Skarre estudió la barca y la cerveza en la borda. Le dio por preguntarse si era lo suficientemente grande para…
—¿Han encontrado algo? —preguntó Fritzner con curiosidad.
—Claro. Tenemos a los testigos mudos. Esas miles de cosas en el entorno, ¿sabe? Todo deja algo.
Skarre miraba a Fritzner mientras hablaba. El hombre tenía la mano en el bolsillo, y a través de la tela el policía podía ver cómo la cerraba.
—Entiendo. Por cierto, ¿saben ustedes que tenemos un idiota aquí en el pueblo?
—¿Cómo dice?
—Uno de esos con lesiones cerebrales, que vive con su padre más arriba, en el camino de la colina. Dicen que le gustan mucho las chicas.
—Raymond Låke. Sí, lo conocemos. Pero no tiene lesiones cerebrales.
—¿Ah, no?
—Tiene un cromosoma de más.
—A mí me parece que más bien le falta algo.
Skarre sacudió la cabeza y volvió a mirar la casa de Holland, y la ventana tapada.
—¿Por qué cree usted que una víbora se mete en un saco de dormir?
Fritzner abrió los ojos como platos.
—Joder, todo lo que saben ustedes. Me hice esa misma pregunta. Pero ya me había olvidado de ello. Fue verdaderamente dramático, se lo aseguro. Pero claro, es una guarida estupenda, ¿verdad? Un magnífico saco, de esos que tienen plumas y todo. Yo estaba sentado aquí en la barca tomándome un whisky cuando ese noviete suyo llamó a la puerta. Supongo que verían luz. Annie estaba en un rincón del cuarto de estar, pálida de miedo. Solía ser bastante dura y valiente, pero en ese momento no. Estaba muy asustada.
—¿Cómo pudo atrapar a la víbora? —preguntó Skarre con curiosidad.
—Por Dios, no fue nada. Cogí el cubo de la fregona, con un punzón le hice en el fondo un agujero del tamaño de una moneda pequeña. Luego me metí en la tienda. La víbora había salido del saco de dormir y estaba enrollada en un rincón. Era grande, la cabrona. La tapé con el cubo y puse el pie encima. Luego eché Baygon por el agujero.
—¿Qué es eso?
—Un insecticida muy venenoso. No se vende en las tiendas. La víbora se atontó enseguida.
—¿Y cómo es que tiene usted acceso a esos productos?

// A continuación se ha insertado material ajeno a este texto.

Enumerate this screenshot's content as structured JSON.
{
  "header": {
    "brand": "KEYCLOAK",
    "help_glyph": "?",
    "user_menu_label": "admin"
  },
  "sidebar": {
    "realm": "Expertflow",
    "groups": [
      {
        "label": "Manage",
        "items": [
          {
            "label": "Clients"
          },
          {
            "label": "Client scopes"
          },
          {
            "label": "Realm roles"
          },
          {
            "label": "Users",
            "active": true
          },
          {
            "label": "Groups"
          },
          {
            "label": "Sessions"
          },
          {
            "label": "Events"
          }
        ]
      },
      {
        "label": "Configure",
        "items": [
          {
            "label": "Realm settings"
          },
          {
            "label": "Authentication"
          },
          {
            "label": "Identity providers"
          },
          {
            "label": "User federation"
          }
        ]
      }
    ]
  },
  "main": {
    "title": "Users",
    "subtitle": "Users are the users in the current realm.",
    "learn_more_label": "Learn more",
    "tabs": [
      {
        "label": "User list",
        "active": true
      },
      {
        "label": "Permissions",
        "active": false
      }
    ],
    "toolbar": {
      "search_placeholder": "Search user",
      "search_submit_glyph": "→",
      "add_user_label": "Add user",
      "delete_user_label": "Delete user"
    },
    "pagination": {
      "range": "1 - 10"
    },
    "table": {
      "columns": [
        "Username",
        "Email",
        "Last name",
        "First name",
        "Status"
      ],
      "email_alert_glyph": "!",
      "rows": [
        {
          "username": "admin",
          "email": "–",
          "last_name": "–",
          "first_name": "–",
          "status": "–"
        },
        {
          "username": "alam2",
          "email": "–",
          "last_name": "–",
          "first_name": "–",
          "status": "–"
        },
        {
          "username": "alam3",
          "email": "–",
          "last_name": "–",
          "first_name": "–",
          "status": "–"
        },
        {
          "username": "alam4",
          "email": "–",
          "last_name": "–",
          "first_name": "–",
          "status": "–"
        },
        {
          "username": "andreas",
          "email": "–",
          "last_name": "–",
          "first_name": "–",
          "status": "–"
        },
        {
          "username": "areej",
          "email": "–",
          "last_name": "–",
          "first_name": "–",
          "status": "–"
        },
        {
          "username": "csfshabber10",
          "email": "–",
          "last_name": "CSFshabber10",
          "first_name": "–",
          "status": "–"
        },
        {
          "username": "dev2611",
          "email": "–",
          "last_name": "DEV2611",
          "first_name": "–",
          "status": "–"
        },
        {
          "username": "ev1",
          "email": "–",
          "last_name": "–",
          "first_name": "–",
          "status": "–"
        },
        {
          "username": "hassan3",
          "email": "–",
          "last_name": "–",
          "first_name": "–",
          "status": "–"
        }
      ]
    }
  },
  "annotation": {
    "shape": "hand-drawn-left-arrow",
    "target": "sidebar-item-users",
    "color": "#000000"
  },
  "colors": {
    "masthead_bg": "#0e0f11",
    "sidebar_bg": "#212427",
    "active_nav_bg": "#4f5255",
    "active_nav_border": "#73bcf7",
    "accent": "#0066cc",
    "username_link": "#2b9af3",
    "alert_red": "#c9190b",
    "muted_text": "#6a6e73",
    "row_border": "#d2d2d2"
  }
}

—Trabajo en Anticimex. Lucha contra las alimañas: moscas, cucarachas y todo lo que se arrastra.
—Comprendo. ¿Y luego?
—Ese enclenque se fue a por un cuchillo de cocina y partí a la bestia en dos, la metí en una bolsa de plástico y la tiré al cubo de la basura. Annie me daba mucha pena, de verdad. Luego apenas se atrevía a meterse en la cama. —Sacudió la cabeza al recordarlo—. Pero supongo que no ha venido usted aquí a hablar de mis hazañas de Supermán, ¿verdad? ¿A qué ha venido en realidad?
—Bueno —contestó Skarre apartándose un rizo de la frente—, mi jefe dice que siempre hay que medir dos veces la presión.
—¿Ah, sí? Bueno, la mía es bastante estable. Pero en realidad sigo sin entender que alguien haya podido asesinar a Annie. Una chica tan normal… Aquí, en este pueblo, en esta calle. Tampoco puede entenderlo su familia. Ahora no tocarán su habitación en muchos años, la mantendrán tal y como ella la dejó. He oído hablar de esas cosas. ¿Cree usted que es un deseo inconsciente de que vuelva a aparecer?